Sophos’ findings support information from a January report by cybersecurity company Stairwell and a tweet by reverse engineering expert Johann Aydinba.

Redmond has updated the advisory for CVE-2024-26234, confirming that it has been exploited and publicly disclosed.

In July 2023 and December 2022, Sophos discovered more harmful drivers that had been signed using valid WHCP certificates. However, instead of assigning CVE-IDs like they do now, Microsoft released security advisories for those incidents.

MotW bypass exploited in malware attacks:

Microsoft silently patched another zero-day vulnerability today. This vulnerability, tracked as CVE-2024-29988, is related to a security feature bypass in SmartScreen prompt. The vulnerability is caused by a weakness in the protection mechanism.

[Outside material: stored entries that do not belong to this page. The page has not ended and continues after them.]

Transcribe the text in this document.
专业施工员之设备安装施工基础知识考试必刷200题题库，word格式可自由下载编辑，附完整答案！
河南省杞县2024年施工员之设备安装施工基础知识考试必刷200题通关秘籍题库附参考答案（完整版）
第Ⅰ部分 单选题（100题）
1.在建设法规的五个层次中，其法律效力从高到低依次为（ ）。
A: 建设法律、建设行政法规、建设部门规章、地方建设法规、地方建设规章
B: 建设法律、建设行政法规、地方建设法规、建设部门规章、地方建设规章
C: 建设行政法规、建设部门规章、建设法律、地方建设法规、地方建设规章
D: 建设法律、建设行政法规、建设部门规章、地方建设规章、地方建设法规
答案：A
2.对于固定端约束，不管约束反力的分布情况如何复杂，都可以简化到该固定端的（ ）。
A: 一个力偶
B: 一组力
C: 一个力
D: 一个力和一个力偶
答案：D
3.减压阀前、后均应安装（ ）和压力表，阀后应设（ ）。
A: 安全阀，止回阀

CVE-2024-29988 is a bypass for the CVE-2024-21412 flaw and was reported by Peter Girnus of Trend Micro’s Zero Day Initiative, as well as by Dmitrij Lenz and Vlad Stolyarov from Google’s Threat Analysis Group.

Dustin Childs, ZDI’s Head of Threat Awareness, identified it as a tool used in attacks to install malware on specific Windows systems. The tool is able to avoid detection by EDR/NDR and bypass the Mark of the Web (MotW) feature.

“This vulnerability is related to CVE-2024-21412, which was discovered by ZDI threat researchers in the wild and first addressed in February,” Childs told BleepingComputer.

“The first patch did not completely resolve the vulnerability. This update addresses the second part of the exploit chain. Microsoft did not indicate they were patching this vulnerability, so it was a (welcome) surprise when the patch went live.”

The Water Hydra group also used a different vulnerability to target forex and stock trading communities on New Year’s Eve.

CVE-2024-21412 was a bypass for another Defender SmartScreen vulnerability called CVE-2023-36025. This vulnerability was fixed in November 2023 but was used as a zero-day to distribute Phemedrone malware.

Microsoft released security updates for 150 vulnerabilities in April 2024. Out of these, 67 were remote code execution bugs.